Demandes d’informations dans le cadre du contrôle des concentrations : quels risques pour les entreprises ?

Séminaire avec Simon Genevaz (DG COMP) et Jérôme Vidal (Autorité de la concurrence) organisé par la Revue Concurrences, en partenariat avec Paul Hastings (Europe) LLP.

Joséphine Fourquet

En matière de demandes d’informations, les pouvoirs des autorités sont relativement larges. Concernant l’Autorité de la concurrence les articles L 450-1 et L 450-3 du code de commerce permettent aux instructeurs d’exiger la communication de tout document professionnel propre à faciliter l’accomplissement de leur mission. Le règlement des concentrations reconnaît à la Commission européenne un pouvoir comparable, à ceci près que l’article 15 lui confère également un pouvoir d’astreinte.

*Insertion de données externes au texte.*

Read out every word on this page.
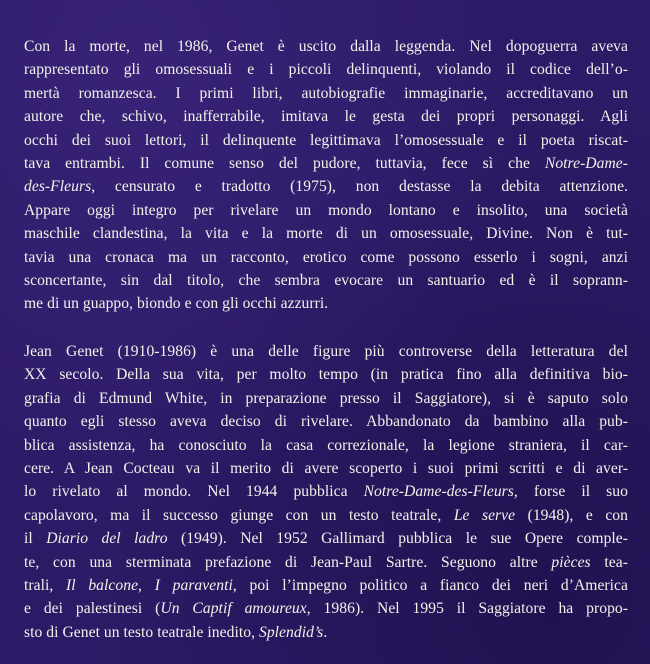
Con la morte, nel 1986, Genet è uscito dalla leggenda. Nel dopoguerra aveva
rappresentato gli omosessuali e i piccoli delinquenti, violando il codice dell’o-
mertà romanzesca. I primi libri, autobiografie immaginarie, accreditavano un
autore che, schivo, inafferrabile, imitava le gesta dei propri personaggi. Agli
occhi dei suoi lettori, il delinquente legittimava l’omosessuale e il poeta riscat-
tava entrambi. Il comune senso del pudore, tuttavia, fece sì che Notre-Dame-
des-Fleurs, censurato e tradotto (1975), non destasse la debita attenzione.
Appare oggi integro per rivelare un mondo lontano e insolito, una società
maschile clandestina, la vita e la morte di un omosessuale, Divine. Non è tut-
tavia una cronaca ma un racconto, erotico come possono esserlo i sogni, anzi
sconcertante, sin dal titolo, che sembra evocare un santuario ed è il soprann-
me di un guappo, biondo e con gli occhi azzurri.
Jean Genet (1910-1986) è una delle figure più controverse della letteratura del
XX secolo. Della sua vita, per molto tempo (in pratica fino alla definitiva bio-
grafia di Edmund White, in preparazione presso il Saggiatore), si è saputo solo
quanto egli stesso aveva deciso di rivelare. Abbandonato da bambino alla pub-
blica assistenza, ha conosciuto la casa correzionale, la legione straniera, il car-
cere. A Jean Cocteau va il merito di avere scoperto i suoi primi scritti e di aver-
lo rivelato al mondo. Nel 1944 pubblica Notre-Dame-des-Fleurs, forse il suo
capolavoro, ma il successo giunge con un testo teatrale, Le serve (1948), e con
il Diario del ladro (1949). Nel 1952 Gallimard pubblica le sue Opere comple-
te, con una sterminata prefazione di Jean-Paul Sartre. Seguono altre pièces tea-
trali, Il balcone, I paraventi, poi l’impegno politico a fianco dei neri d’America
e dei palestinesi (Un Captif amoureux, 1986). Nel 1995 il Saggiatore ha propo-
sto di Genet un testo teatrale inedito, Splendid’s.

Une fois la procédure de notification formelle amorcée le délai de 25 jours ouvrés en phase 1 commence à courir. Si bien que les entreprises mal préparées ne seront pas en mesure de répondre aux demandes d’informations qui leur sont adressées dans la période impartie. Dans ce cas, les délais pourront être suspendus, ce qui peut être problématique pour la poursuite de l’opération. Une des tendances observées en la matière tient à la complexification et l’augmentation des demandes des autorités. Cela concerne généralement les concentrations avec des chevauchements importants et/ou des définitions de marché difficiles à établir. Par exemple, plus de 800.000 documents internes ont été demandés dans le dossier Arcelor, plus d’1 million dans le dossier Qualcomm et environ 2,7 millions dans le dossier Bayer.